Joe the Plumber May Be An Icon, But His Type Is Endangered

by Craig Charney


The Joe the Plumber may be at the heart of John McCain’s campaign in the closing days, but he represents a rapidly shrinking demographic — one whose power to swing a presidential election has declined dramatically in recent years.

By now, we all know the story. Joe Wurzelbacher is the Ohio plumber who, in an encounter with Barack Obama, learned about the candidate’s plans to “spread the wealth around.” When McCain mentioned him in the final debate, the man became an icon — and the center of an anguished debate about whether the black candidate and his redistributionist tax policies could win over the vital support of white working men.

But there’s a problem with this whole discussion. The political importance of the white working class has fallen drastically as its share of the electorate has shrunk. Moreover, for Democrats, the blue-collar whites who matter now aren’t Joe and the boys. It’s working-class white women who have been truly in play — and are likely to wind up handing Obama the keys to the White House.

Indeed, those harping on Democrats’ problems with white working men are clinging to a mythical America that no longer exists as politicians and the media imagine. Obama’s team, in contrast, appears to see how the country is changing, and is crafting a coalition that embodies the shift.

In 1960, noncollege-educated whites were the nation’s dominant electoral force — they made up 75% of voters. In 1980 they still made up 60% of the electorate, according to the National Election Studies.

Since then, we’ve seen a steady shift. Industries employing blue-collar workers have declined. Unions have weakened. Better-educated Baby Boomers, Gen Xers and Millennials now dominate the service- and tech-oriented New Economy, and the electorate.

Today, noncollege whites are 40% of likely voters, a recent Democracy Corps poll found. They’re outnumbered by voters with college degrees (45%). Noncollege minorities make up the remaining 15%. So Obama’s two strongest groups, college-educated voters and minorities, form a majority of the electorate now.

But there’s worse news for Joe — and John and Sarah. The share of noncollege white males among the voters has fallen to just 19%. That makes blue-collar white men just one voting bloc among many. They’re slightly more numerous than college-educated women, blacks and Hispanics, fewer than noncollege women or voters under 35, and less central to the Democratic coalition than any of those groups.

Working-class white men and women have trended in opposite directions. While cultural, economic and racial issues have pushed noncollege men toward the Republicans in recent years, women’s entry into the workforce and growing personal independence have left them more open to Democrats.

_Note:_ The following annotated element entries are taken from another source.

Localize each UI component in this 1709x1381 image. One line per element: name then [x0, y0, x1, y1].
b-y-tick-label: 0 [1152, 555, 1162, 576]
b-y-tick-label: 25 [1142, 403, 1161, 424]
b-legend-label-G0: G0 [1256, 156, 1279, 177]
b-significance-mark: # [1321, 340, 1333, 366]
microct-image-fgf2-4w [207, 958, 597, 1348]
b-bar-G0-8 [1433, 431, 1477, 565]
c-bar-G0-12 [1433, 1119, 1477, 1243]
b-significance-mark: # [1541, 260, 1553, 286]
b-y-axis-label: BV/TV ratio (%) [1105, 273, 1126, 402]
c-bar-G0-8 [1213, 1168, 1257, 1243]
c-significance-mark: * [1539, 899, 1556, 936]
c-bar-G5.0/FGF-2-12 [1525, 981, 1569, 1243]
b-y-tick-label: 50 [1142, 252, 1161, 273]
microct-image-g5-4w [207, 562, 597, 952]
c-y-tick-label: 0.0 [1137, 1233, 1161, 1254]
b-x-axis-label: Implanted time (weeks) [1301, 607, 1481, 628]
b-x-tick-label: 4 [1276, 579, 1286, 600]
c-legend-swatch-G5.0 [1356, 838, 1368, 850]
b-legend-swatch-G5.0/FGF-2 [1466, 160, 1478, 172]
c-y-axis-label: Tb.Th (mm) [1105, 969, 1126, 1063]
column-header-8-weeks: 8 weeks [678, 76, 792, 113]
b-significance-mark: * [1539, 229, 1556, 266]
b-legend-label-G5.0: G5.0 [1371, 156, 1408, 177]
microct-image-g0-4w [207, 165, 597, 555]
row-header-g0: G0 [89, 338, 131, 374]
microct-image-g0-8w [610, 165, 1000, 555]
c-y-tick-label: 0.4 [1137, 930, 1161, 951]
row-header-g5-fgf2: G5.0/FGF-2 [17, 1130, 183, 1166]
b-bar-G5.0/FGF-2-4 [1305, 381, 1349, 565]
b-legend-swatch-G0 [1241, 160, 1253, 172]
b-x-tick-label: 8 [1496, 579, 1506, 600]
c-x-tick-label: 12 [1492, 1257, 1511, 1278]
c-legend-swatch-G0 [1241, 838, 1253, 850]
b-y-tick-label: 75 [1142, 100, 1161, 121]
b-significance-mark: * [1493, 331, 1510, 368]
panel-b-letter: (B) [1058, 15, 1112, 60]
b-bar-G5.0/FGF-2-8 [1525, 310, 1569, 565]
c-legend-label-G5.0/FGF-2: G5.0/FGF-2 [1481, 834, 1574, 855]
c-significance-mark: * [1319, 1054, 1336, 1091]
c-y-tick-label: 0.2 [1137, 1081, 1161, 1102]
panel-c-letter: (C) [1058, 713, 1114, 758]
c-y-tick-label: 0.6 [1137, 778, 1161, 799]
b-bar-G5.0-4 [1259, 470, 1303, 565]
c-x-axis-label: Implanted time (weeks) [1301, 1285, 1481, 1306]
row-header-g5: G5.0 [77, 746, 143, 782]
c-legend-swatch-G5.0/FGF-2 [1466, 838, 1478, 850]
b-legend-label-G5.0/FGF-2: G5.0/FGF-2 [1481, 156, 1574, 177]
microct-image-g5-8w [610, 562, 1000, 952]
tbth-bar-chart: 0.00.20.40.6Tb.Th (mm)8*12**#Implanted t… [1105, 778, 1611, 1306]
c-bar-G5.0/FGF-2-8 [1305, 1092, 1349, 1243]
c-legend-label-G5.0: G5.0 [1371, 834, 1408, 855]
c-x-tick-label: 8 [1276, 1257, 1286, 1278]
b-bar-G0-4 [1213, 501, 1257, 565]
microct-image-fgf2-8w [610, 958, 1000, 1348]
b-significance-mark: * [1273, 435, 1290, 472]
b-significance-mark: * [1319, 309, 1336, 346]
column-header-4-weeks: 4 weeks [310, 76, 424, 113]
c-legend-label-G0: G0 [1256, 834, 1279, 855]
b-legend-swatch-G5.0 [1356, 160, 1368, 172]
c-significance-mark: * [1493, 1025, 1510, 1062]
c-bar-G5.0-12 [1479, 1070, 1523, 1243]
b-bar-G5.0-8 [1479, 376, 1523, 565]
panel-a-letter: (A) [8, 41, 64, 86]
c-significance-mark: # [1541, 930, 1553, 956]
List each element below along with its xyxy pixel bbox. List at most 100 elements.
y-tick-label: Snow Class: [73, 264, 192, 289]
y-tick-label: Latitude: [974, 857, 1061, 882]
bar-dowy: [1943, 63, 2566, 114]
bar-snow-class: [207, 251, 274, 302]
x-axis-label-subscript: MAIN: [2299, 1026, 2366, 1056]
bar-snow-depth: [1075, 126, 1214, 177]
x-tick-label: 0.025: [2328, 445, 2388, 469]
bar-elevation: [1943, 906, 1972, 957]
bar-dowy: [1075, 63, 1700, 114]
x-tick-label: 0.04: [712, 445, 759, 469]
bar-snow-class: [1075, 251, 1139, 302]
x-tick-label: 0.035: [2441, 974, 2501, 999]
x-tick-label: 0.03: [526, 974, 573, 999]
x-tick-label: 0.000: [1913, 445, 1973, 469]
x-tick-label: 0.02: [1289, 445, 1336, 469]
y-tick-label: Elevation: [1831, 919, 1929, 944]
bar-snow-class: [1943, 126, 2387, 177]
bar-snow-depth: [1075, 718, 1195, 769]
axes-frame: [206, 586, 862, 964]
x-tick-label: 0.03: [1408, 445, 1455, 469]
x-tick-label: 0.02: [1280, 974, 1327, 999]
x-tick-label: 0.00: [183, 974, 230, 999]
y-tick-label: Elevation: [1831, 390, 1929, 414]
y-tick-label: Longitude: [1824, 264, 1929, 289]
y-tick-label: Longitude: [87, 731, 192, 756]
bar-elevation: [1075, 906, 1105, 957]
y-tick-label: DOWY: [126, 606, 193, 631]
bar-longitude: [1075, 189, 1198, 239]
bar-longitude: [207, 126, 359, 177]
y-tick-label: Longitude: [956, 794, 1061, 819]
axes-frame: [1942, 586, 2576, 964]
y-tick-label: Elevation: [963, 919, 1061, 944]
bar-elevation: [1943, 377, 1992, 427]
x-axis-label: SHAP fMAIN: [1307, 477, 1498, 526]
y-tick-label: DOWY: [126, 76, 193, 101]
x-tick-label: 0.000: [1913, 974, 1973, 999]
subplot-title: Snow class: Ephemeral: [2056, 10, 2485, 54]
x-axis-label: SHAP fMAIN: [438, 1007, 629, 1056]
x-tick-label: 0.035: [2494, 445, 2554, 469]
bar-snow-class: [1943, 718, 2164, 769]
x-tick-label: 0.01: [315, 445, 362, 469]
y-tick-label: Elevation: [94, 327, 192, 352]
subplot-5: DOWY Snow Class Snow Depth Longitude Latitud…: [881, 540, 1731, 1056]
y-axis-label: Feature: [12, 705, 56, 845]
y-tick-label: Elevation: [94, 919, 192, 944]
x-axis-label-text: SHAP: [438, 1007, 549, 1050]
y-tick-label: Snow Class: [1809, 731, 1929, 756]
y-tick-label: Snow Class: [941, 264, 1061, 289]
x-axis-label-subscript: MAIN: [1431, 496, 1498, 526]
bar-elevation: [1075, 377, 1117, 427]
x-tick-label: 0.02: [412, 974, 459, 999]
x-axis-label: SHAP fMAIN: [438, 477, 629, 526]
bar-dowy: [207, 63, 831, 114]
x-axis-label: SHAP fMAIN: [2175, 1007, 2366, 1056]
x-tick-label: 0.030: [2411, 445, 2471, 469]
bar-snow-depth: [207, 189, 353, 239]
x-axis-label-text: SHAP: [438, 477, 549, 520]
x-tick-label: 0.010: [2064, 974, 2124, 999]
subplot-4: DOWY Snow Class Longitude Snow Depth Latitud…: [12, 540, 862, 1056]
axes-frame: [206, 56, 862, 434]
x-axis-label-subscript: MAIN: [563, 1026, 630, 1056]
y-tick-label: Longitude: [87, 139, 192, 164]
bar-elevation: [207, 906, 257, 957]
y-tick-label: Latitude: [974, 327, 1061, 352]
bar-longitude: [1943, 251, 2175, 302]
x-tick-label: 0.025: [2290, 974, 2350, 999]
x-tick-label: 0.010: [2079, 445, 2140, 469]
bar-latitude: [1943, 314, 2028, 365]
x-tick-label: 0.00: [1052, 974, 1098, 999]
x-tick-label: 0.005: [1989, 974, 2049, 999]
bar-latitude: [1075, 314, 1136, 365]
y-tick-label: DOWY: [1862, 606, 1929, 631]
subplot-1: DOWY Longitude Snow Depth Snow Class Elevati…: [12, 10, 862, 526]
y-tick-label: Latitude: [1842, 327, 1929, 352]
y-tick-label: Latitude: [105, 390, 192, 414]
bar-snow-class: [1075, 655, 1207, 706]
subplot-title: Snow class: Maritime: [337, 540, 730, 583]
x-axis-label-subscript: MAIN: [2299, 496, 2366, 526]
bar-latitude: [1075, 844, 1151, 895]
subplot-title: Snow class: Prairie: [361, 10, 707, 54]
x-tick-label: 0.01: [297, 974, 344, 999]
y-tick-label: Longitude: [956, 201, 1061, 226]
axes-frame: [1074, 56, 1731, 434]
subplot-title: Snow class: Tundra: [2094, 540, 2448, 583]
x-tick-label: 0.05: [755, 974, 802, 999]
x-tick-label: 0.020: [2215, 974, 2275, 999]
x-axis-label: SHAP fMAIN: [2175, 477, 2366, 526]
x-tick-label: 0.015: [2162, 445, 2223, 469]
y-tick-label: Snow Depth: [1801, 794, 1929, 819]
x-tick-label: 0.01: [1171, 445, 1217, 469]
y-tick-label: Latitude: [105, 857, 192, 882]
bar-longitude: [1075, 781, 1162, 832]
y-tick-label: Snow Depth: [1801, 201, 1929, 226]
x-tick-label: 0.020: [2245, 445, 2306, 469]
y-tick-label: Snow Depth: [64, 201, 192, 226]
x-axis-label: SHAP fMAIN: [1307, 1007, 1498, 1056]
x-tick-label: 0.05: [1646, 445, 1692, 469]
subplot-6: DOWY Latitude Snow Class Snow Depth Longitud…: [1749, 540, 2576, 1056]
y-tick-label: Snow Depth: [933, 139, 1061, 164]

The single biggest recent movement to Obama has come from working-class white women — ex-supporters of Sen. Hillary Clinton and moderates and independents tempted when Sarah Palin was named to the GOP ticket. As the economy worsened, Palin imploded and Obama scored in the debates, his vote among this bloc soared some 17 points between late September and mid October. (His vote among noncollege white men fell three points over this time.)

Those blue-collar women were Obama’s must-win group. In May, when he ran even with McCain, polls put Obama 14 points behind the Democratic vote for Congress among those women, his worst performance in any Democratic base group. Now, this disadvantage has vanished.

Of course, Obama cannot afford to lose every last blue-collar white man and still take the White House; neither can he totally tank among white evangelical or rural voters.

But Obama’s Democratic Party isn’t your father’s Democratic Party — nor does it need to be Joe the Plumber’s. It’s the party of the America we’re becoming.

 

Craig Charney is president of Charney Research, a New York polling firm. He was Senior Analyst on President Clinton’s 1996 re-election polling team.